Washington – The Mine Safety and Health Administration needs a more consistent approach to logging, assessing and responding to complaints of hazardous mine conditions, according to the results of a recent audit conducted by the Department of Labor Office of Inspector General.

The audit, released Sept. 30, also stated that MSHA does not treat each complaint similarly because each district has its own interpretation of the agency’s Hazard Complaint Procedures Handbook. Other findings showed that districts use different criteria for when to inform mine operators of imminent hazards, and two of the six districts inspected by DOL OIG had not established timeliness goals for notifying mine operators of imminent hazards.

DOL OIG issued several recommendations for MSHA, including:

  • Implement consistent guidelines for handling complaints of hazardous mine conditions.
  • Establish standard completion goals for post-complaint inspections.
  • Offer refresher training to inspection personnel in each district to ensure consistency.
  • Improve call center scripts and training so customer service representatives record sufficient complaint information.
  • Establish a better system for MSHA staff to receive and investigate new complaints.

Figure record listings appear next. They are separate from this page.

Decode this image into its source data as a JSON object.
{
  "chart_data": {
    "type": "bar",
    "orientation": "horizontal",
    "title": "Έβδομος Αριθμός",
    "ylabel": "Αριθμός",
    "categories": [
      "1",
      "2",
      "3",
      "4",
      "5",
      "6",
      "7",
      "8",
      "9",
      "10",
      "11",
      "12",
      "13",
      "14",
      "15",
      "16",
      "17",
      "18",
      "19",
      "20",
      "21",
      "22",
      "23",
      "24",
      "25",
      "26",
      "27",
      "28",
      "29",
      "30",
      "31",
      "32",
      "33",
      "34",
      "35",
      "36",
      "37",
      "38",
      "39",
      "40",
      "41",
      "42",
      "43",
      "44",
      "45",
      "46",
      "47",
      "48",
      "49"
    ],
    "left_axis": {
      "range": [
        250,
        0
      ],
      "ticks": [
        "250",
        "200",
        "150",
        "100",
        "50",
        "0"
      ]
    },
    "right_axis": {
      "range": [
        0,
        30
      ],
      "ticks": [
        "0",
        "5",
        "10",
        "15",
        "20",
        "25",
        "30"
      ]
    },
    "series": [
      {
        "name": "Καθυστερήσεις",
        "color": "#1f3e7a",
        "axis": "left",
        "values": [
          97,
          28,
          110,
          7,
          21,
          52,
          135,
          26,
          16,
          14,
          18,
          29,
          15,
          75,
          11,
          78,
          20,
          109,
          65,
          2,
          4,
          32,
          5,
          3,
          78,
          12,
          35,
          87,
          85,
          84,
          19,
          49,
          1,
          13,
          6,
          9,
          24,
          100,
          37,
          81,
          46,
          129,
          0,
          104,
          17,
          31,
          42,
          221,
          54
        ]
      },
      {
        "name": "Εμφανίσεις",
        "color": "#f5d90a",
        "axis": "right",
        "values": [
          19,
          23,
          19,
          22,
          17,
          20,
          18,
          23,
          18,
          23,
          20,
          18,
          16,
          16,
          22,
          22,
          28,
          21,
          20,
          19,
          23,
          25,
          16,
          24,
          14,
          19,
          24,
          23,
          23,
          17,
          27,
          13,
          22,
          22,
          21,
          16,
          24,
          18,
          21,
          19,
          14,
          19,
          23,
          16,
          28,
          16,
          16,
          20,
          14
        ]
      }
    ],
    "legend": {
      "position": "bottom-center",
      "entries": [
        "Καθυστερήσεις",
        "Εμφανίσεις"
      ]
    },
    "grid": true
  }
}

In response to the audit, MSHA administrator Joseph A. Main agreed with some – but not all – of the recommendations.

He took exception to recommendations for standard completion goals, claiming the agency initiated investigations for “all 103(g) imminent danger complaints within one day of receipt so far in fiscal year 2016.”

Main agreed with the recommendation to improve call center scripts, but said the final recommendation was unnecessary because improving the quality of information received through the call center would improve the next step of relaying that information to enforcement staff.

OIG conducted the audit after mine hazards contributed to 151 deaths and more than 30,000 injuries from January 2012 to December 2015. An audit that took place in 2006 found that MSHA had not evaluated or inspected a significant number of hazardous condition complaints in a timely manner.